Die Corona-Krise zeigt ernste Nebenwirkungen für Österreichs Männer und die gesamte Gesellschaft. Pauschalurteile und negative Vorurteilsbildung gegen Männer spitzen sich zu.  

Zu Beginn der Krise verkündeten die Frauen- und die Justizministerin bereits, flankiert von Gewaltschutzstellen und Frauenhäusern, dass die Zahlen häuslicher Gewalt in ungeahnte Höhen steigen würde, natürlich nur jene von Männern gegen Frauen. 

In weiterer Folge verschärfte sich die mediale Berichterstattung, um die Bevölkerung “zu sensibilisieren” und zu motivieren, um jede Wegweisung bestmöglich tatkräftig zu unterstützen. 

Im Zuge dieser, geradezu Mobilmachung, hat kein uns bekanntes Medium, kein Journalist und umso weniger irgendein gewissenhafter Politiker die Fragen gestellt, welche sich immer mehr Österreicher, welche in ihrem Umfeld Wegweisungen erlebt haben, zunehmend stellen:  

Warum werden für Wegweisungen und Einstweilige Verfügungen keine Beweise benötigt? 

Warum dürfen Männer aus ihrem Haus gewiesen werden, wenn offensichtlich ist, dass die Frau den Gewaltvorwurf nur scheidungs- oder trennungstaktisch benutzt? 

Warum werden Männer weggewiesen, die sogar beweisen können, dass die Frau gewalttätig war, nicht er, der Mann? 

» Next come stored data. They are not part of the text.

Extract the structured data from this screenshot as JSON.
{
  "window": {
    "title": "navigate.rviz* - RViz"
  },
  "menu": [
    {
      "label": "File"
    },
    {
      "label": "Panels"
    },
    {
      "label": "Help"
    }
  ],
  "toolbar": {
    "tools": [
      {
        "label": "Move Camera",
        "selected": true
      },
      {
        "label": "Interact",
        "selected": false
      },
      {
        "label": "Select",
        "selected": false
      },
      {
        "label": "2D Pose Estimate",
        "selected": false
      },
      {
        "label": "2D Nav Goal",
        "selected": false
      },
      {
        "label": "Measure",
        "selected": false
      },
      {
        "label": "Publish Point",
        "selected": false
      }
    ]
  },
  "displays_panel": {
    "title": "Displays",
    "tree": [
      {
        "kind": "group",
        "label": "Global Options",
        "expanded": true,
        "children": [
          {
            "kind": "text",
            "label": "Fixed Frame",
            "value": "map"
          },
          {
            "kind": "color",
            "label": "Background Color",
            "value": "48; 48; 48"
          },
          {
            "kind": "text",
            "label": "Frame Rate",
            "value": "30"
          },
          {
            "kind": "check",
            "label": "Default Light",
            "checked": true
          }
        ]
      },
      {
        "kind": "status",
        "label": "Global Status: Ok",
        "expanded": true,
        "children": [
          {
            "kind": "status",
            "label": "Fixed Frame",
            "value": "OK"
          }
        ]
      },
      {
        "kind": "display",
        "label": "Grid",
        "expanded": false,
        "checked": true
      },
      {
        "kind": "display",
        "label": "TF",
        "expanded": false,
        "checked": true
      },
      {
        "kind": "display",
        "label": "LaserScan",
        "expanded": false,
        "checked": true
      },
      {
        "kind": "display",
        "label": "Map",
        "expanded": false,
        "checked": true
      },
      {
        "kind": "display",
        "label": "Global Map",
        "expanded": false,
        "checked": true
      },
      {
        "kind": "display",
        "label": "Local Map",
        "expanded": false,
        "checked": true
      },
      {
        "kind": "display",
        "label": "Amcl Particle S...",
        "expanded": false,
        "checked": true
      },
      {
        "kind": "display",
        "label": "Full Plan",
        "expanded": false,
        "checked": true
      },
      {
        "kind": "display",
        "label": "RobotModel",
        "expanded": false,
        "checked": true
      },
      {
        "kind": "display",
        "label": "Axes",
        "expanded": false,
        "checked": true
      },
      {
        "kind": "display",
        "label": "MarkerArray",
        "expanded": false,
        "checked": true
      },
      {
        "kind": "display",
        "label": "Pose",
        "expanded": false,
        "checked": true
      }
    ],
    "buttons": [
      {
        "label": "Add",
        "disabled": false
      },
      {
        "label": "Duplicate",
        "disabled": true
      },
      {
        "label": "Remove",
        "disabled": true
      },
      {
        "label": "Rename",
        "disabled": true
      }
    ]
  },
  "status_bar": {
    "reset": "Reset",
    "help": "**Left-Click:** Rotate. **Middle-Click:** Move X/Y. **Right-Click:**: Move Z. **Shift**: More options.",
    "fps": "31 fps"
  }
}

Warum dürfen Wegweisungsgründe existieren, welche eindeutig keine Gewalt darstellen, wie der nachweisliche Wegweisungsindikator “bevorstehende Scheidung” oder neuerdings “verbale Gewalt”, der in der Praxis nur gegen den Mann benutzt wird, nicht gegen eine schimpfende Frau? 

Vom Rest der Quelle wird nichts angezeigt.